What Made Orange Great: The Yellow Pine Paper Mill was the first to process yellow pine pulp
By Mike Louviere
In 1904, a group of investors from Orange that included William H. Stark, Dr. Edgar Brown, Leopold Miller, J. W. Link, F.H. Farwell, and a few lessor investors purchased an experimental paper mill in Pensacola, Florida and moved it to Orange. The mill had been built to process yellow pine, a new concept in paper production.
The mill was named the Orange Paper Company and was the first in Texas to process yellow pine pulp for the production of paper. Later the name was changed to the Yellow Pine Paper Mill. The mill initially produced eight tons of paper per day.

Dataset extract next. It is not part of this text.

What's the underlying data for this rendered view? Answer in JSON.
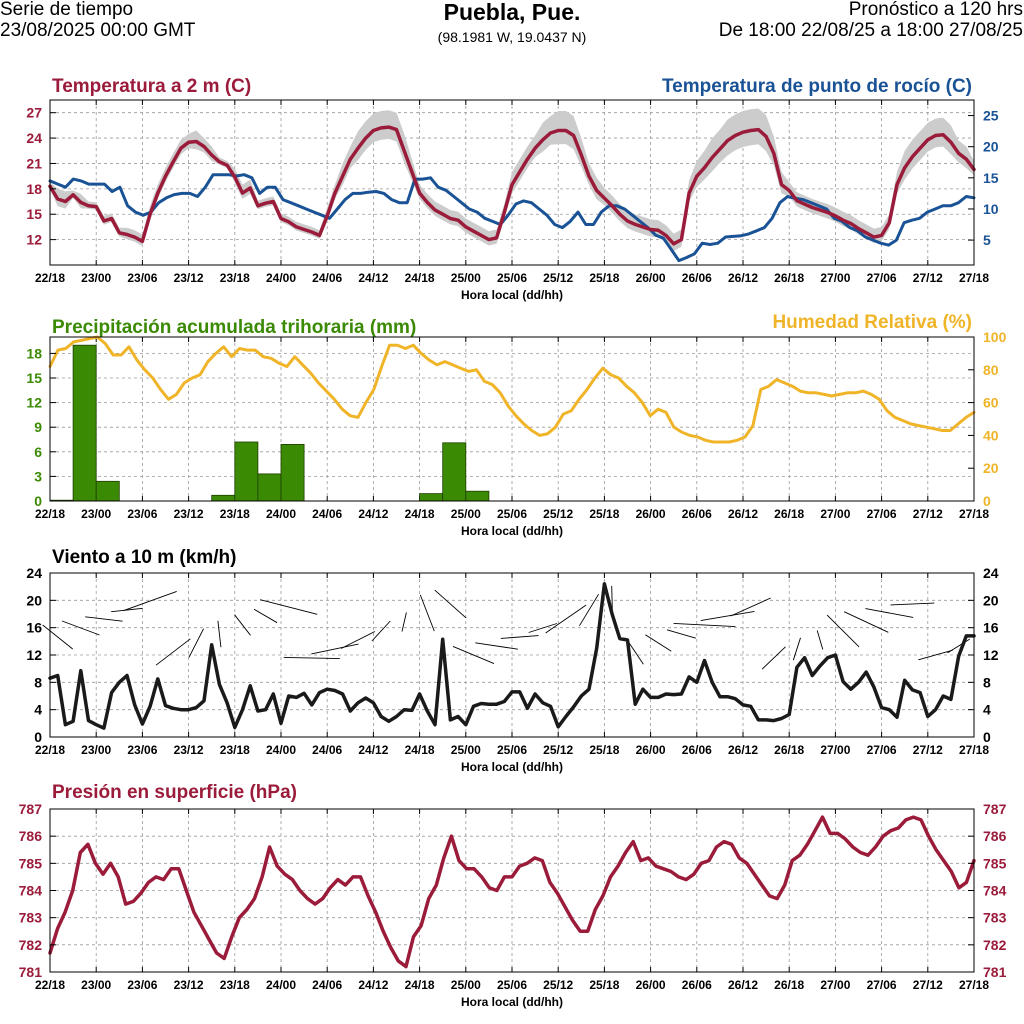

In 1910, an expansion of the mill was made totaling over one million dollars. The mill had been operating in a mostly experimental way until the process of using yellow pine pulp had been perfected. Production increased and the mill began producing 30 tons of high grade wrapping paper daily.
In 1920, the Orange Paper Company mill had 30 people living onsite in nine family dwellings, one “tenement”, and had an onsite restaurant.
The Yellow Pine Paper Mill ceased operations in 1931. The mill was purchased by another company who could not keep it running. Equitable Bag bought the mill in 1935 and operated the mill for over 60 years before it closed, sat unused, and the mill was burned by arsonists in the early 2000s.
The raw material used by the mill’s paper production was mill refuse from the Lutcher and Moore sawmill and the Miller-Link Lumber Company sawmill. Pine slabs were loaded on railcars at the two mills and transferred to the paper mill.
The planning mill of the Miller-Link Lumber Company mill had a 4,000 foot blowpipe, the largest in the world, to blow chips ground from the planer mill to the paper mill. The chips were ground from short ends and strips that would otherwise have gone to waste.
Chemicals were added to the ground chips in a digester and cooked with live steam for four to six hours. This process produced a pulp which was then blown into a large tank which had false bottoms allowing the drawing off of the chemicals. The pulp was then cleaned with hot water and the run over screens to drain water and presses to remove more water. When it became an even sheet, it was pressed even more to align the fibers. After pressing, the sheet was passed over live steam and rolled into cylinders for drying. It was then rolled into any size roll or sheets, depending on the customer’s needs. The rolls or sheets were then prepared for shipping.
A special edition of the Orange Leader in 1916 stated: “The production of Kraft paper from yellow pine pulp is the industry of commanding performance. Thousands of tons of pine formerly destroyed in the slab burners of mills located here are now used by the Yellow Pine Paper Mill and converted into high grade wrapping paper. The paper made from yellow pine is of such high quality that it is used considerably locally for business letterheads and several special editions of the Orange Leader have been printed on paper from the local mill.
The principal use of the mill paper was for wrapping paper. The manufacture of the E-Z Opener Bags is done in a separate facility. The mill and bag factory employs 300 men and women; the mill operates 24 hours each day. The payroll was slightly over $15,000 per month for both mills.”
In October 1929, the Leader reported that the mill was the first of its kind west of the Mississippi River and the only paper mill in Texas.
“The Orange mill operates exclusively in Kraft paper and a grade of paper similar to newsprint. There are shifts of 160 employees running day and night. It is truly an industry which adds luster to Orange’s prestige.”
Since Equitable Bag Company purchased the Yellow Pine Paper Mill and the E-Z Opener Bag Factory in 1935 only a few changes had been made. The operation of the mill and bag factory remained essentially the same, housed in the same buildings and the paper making process was almost identical to the original process. Over time there was a new bag factory and a storage room for paper in the basement. There were also a few new bag making machines.
The company specialized in Kraft paper of several different colors. There was a bag produced with handles. These were not the grocery type bags, rather the shopping bags used by major retail stores, such as Sears. The Orange company’s trademark could be found on the bottom of the bags.
The Orange mill supplied paper for the Eastern Division in Long Island City in New York, and the Midwestern Division of Equitable in Florence, Kentucky.